Intelligent, faithful Unbound Now Interns who have paid their own way or gathered support funds to spend 6 weeks of their summer spreading awareness about migrants’ vulnerabilities to be trafficked. They are planting seeds in the fertile soil of Eastern/Central Europe for a work that begins with unglamorous, creative, selfless tasks that set up those who come after for success. They offer the first support group, the first professional training, the first awareness event, the first outreach to orphans, the first pancake, so to speak. Most importantly, they offer the first fruits of Unbound Now’s labor of love in Central Europe. We will all stand on their shoulders in the years to come. I was privileged to train them in trauma-informed language and response, and to provide high-quality professional trainings to service providers and to refugees themselves.

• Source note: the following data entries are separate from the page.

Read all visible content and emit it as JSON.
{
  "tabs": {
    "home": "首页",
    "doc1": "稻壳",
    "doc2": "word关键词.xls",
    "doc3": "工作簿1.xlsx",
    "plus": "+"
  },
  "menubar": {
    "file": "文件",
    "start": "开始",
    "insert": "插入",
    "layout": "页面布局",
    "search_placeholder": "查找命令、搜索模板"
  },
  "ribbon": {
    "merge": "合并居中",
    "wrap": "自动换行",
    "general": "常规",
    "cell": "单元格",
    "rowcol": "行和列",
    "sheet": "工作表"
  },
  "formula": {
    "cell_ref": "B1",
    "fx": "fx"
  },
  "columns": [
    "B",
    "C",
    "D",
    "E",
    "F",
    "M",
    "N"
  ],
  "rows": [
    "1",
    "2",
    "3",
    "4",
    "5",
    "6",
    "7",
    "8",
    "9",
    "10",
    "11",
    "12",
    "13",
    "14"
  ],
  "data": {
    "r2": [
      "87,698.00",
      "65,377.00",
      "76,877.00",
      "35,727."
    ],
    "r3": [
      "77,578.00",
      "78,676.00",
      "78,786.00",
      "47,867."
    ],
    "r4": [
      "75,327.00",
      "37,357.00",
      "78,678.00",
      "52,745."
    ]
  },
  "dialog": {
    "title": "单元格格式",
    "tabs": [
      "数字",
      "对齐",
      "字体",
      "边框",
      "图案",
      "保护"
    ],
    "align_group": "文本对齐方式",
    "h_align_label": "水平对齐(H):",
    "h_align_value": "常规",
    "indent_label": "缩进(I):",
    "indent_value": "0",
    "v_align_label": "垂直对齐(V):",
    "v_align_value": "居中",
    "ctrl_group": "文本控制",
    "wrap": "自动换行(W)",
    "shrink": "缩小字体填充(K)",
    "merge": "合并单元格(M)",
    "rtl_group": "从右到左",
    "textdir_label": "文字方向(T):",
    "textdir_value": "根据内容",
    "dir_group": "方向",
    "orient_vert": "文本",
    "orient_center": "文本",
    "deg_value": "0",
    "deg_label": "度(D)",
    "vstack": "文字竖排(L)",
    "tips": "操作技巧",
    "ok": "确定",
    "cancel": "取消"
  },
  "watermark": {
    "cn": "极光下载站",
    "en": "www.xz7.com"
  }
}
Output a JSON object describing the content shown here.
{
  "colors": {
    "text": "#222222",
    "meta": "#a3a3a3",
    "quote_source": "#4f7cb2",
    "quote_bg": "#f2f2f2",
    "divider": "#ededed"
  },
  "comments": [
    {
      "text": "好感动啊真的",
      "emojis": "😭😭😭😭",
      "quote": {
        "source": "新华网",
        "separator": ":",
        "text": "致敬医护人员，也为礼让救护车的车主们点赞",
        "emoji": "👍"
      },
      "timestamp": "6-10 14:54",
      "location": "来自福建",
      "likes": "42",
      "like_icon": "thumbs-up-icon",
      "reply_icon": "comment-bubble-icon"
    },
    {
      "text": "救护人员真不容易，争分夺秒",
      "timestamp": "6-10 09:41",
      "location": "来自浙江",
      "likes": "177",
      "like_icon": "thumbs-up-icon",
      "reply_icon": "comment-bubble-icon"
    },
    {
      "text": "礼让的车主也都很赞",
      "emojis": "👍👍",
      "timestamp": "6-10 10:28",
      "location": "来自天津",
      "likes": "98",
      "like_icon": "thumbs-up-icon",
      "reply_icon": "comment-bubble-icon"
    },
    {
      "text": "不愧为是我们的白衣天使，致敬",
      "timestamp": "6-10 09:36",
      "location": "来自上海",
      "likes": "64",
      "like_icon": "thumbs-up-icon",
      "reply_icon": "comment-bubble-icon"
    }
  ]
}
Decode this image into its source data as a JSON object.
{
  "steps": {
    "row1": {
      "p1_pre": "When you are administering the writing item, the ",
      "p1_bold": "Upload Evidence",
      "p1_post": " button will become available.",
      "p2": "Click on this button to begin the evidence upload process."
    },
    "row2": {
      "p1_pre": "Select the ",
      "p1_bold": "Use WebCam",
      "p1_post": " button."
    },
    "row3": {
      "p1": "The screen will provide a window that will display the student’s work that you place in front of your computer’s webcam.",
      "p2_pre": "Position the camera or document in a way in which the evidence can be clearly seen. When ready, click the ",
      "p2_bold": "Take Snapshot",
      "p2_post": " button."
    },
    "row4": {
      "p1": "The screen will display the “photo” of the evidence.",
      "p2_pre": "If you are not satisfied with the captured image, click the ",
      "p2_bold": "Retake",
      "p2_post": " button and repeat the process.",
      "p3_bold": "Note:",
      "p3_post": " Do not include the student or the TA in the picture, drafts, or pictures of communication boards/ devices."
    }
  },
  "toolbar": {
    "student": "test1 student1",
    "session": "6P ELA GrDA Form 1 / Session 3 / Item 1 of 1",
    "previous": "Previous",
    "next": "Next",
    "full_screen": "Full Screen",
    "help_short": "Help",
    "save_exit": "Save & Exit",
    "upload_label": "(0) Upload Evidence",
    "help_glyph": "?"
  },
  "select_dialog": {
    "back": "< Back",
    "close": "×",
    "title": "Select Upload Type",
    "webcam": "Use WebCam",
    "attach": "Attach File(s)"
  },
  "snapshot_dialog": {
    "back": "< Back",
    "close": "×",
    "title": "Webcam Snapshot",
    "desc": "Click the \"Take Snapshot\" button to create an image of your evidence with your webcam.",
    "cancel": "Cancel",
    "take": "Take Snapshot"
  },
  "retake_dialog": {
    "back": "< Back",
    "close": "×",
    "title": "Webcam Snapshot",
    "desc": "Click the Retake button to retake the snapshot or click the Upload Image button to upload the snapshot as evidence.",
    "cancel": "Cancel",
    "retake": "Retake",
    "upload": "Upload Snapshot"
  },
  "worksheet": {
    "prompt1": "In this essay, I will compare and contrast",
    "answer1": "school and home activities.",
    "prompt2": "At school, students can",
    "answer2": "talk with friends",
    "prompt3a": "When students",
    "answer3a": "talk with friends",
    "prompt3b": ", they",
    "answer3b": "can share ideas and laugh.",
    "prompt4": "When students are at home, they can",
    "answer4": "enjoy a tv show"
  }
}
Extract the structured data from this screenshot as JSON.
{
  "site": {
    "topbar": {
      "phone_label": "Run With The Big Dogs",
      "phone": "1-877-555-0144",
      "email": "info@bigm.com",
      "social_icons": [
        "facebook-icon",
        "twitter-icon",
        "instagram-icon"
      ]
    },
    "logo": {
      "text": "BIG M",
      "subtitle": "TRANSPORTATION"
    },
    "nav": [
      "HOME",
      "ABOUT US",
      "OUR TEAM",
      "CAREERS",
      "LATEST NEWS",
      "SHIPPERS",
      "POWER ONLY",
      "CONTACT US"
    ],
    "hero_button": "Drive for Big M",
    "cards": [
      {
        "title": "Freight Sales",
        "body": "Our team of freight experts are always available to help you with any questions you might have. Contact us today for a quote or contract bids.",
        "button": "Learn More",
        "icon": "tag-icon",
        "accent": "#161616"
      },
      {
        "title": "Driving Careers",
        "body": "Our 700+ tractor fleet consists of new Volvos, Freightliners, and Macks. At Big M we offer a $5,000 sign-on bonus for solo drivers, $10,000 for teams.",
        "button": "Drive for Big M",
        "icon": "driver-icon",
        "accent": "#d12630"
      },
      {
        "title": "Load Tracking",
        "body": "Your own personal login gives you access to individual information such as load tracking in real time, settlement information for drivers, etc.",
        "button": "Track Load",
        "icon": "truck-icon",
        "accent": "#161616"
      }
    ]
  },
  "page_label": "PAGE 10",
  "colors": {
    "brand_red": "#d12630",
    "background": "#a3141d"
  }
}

Ukrainian women who traveled with their nursing babies, their children and adolescents, providing the constant care that will become their children’s example of resilience and their hope for the future.

The Polish people, doors open, window boxes planted with yellow and blue flowers honoring the Ukrainian flag, and unselfish welcome. Early in the crisis, Polish mothers lined up to drop off their strollers at the train stations overflowing with desperate refugees, knowing the Ukrainian mothers who fled needed them more than they did at the moment. Yes, I cried when I heard that, because I remember how much I needed my stroller when my children were little.

The situation is ever-changing, but it seems that the crisis phase, or what some call the “hero phase” of this mass migration is over, but what about the orphans in this region? We have only to look at what happened to orphans when the Soviet Union fell to know that these children are extremely vulnerable to traffickers. Organized crime was present then, luring, recruiting, and grooming these orphans for the sex trade, trafficking them in Western Europe. And, as fewer Ukrainian refugees are coming into Poland, many are deciding to try and go back to reunite with their loved ones, and to begin again in Ukraine, or maybe just to gain closure – see what their homes/towns look like now that the battles have left their city. We believe many of these people will need to migrate out again in a situation referred to as “rebound migration”.

These travelers remain very vulnerable on both the journey in and the journey out, necessitating ongoing education about travel precautions and safe practices as vulnerable people make this precarious journey. We also anticipate increased vulnerabilities as refugees plant themselves in Poland or head for other countries in Europe, Canada, or the United States. They still have obvious needs, which makes them a target for traffickers.

Unbound Now remains on the ground, in the fight, and preparing for the next phase.